State Privacy Laws Continue to Proliferate

Advertising Law

States continue to push forward with privacy laws, with new statutes in Nevada and Maine and a proposal currently pending in New York, which would impose requirements similar to those found in the California Consumer Privacy Act (CCPA).

California kicked off the state privacy law trend last year with passage of the CCPA, set to take effect on Jan. 1, 2020. Nevada followed up with SB 220, whereby consumers can prevent website operators and online service providers from selling specified personal data (name, address, email address, phone number, Social Security number, individual identifiers and any other information that becomes personally identifiable when combined with an identifier).
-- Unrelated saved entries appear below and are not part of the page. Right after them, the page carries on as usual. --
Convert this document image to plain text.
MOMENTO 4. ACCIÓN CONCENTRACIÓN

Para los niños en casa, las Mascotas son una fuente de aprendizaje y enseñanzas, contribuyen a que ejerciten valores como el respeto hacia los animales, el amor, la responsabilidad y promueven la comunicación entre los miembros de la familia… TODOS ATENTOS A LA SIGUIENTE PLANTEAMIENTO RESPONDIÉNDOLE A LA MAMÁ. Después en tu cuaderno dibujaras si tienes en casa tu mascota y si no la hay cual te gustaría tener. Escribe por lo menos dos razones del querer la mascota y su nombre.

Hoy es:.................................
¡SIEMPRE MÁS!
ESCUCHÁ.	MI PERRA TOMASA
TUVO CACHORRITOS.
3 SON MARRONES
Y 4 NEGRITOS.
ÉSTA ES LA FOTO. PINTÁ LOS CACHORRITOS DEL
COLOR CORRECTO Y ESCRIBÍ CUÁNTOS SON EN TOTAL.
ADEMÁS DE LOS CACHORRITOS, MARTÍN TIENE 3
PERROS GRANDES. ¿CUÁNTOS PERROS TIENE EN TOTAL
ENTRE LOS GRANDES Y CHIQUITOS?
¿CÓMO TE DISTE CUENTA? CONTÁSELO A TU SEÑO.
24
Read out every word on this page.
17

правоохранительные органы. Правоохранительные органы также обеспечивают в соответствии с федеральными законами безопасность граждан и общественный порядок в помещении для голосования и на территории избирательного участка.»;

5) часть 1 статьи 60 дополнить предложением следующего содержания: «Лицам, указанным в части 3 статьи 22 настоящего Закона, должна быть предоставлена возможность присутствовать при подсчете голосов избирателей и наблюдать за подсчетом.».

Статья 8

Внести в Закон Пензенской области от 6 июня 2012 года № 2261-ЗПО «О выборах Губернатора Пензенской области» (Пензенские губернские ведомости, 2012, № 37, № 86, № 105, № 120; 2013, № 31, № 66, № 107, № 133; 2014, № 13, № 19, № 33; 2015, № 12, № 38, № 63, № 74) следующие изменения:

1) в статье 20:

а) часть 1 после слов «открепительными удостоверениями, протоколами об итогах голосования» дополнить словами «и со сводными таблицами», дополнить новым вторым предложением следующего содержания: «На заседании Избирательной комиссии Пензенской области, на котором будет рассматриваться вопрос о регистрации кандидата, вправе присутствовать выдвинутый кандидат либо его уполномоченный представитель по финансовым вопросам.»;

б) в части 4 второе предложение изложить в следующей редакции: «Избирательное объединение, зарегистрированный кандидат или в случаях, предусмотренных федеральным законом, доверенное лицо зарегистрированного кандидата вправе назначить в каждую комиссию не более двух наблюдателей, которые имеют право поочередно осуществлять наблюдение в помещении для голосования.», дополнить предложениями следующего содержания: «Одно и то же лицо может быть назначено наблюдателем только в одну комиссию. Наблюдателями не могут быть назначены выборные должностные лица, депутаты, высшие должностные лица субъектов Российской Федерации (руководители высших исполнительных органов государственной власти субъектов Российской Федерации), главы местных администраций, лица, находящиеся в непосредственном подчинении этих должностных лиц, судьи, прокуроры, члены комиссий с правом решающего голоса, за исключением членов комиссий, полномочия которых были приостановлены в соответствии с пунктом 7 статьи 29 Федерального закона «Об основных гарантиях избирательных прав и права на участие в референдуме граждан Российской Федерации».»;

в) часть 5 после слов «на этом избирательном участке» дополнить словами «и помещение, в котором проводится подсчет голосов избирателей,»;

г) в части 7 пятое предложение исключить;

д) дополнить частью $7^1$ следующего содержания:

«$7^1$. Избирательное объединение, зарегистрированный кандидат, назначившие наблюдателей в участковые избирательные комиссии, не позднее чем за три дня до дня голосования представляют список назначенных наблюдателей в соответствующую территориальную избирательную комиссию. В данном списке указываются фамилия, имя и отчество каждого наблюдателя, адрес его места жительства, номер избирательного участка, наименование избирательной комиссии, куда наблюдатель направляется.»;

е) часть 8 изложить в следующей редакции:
Although it has a narrower scope than the CCPA, Nevada’s new law takes effect sooner, on Oct. 1, 2019.

Maine recently passed its own privacy law, largely reinstating the net neutrality rules enacted by the Federal Communications Commission that were later reversed under Chairman Ajit Pai’s direction. Pursuant to the Act to Protect the Privacy of Online Customer Information, Internet service providers (ISPs) are required to obtain opt-in consent prior to “using, disclosing, selling or permitting access to [a consumer’s] prohibited personal information.”

LD 946 broadly defined “personal information” to cover web-browsing history, geolocation information, IP addresses and device identifiers, among other data. A nondiscrimination provision prohibits ISPs from refusing service to customers who do not provide their consent or from charging a penalty or offering a discount based on the customer’s choice.

Limited exceptions to the consent requirement are provided for ISPs to use, disclose, sell or permit access to customer personal information to advertise or market the ISPs’ communications-related services to the customer, to provide the service from which such information is derived, and to comply with a lawful court order or provide geolocation information in emergency and safety situations.

Maine’s new law is set to take effect on July 1, 2020.

New York also stepped into the privacy conversation with the proposed New York Privacy Act. SB 5642 would mandate opt-in consent before companies could use consumers’ personal data—defined to include web activity and online search history—for ad targeting.

Under the bill, consumers could also learn what data companies have collected about them and with whom that data is shared, and request that the information be corrected or deleted.

The proposed law also features a private right of action for violations, and unlike the CCPA, which applies only to businesses that make more than $25 million in annual gross revenue, the New York law would apply to companies of all sizes and revenues.

A key provision of the New York bill is the requirement that businesses act as a “data fiduciary” of consumer data. Specifically, the proposal provides that “[e]very legal entity, or any affiliate of such entity, and every controller and data broker, which collects, sells or licenses personal information of consumers, shall exercise the duty of care, loyalty and confidentiality expected of a fiduciary with respect to securing the personal data of a consumer against a privacy risk; and shall act in the best interests of the consumer, without regard to the interests of the entity, controller or data broker, in a manner expected by a reasonable consumer under the circumstances.”

To read Maine’s Act to Protect the Privacy of Online Customer Information, click here.

To read the New York Privacy Act, click here.

Why it matters: As more and more states work toward passage of their own privacy laws, the advertising industry has intensified its push for an overarching national law. Referencing the new Maine law, Dan Jaffe, executive vice president for government relations at the Association of National Advertisers, called it “another example of how we’re going to get a totally balkanized regulatory framework” and “an ever-greater regulatory nightmare for people who are operating on the internet.” Jaffe told MediaPost, “This drip by drip approach to privacy is going to be counterproductive for everybody.”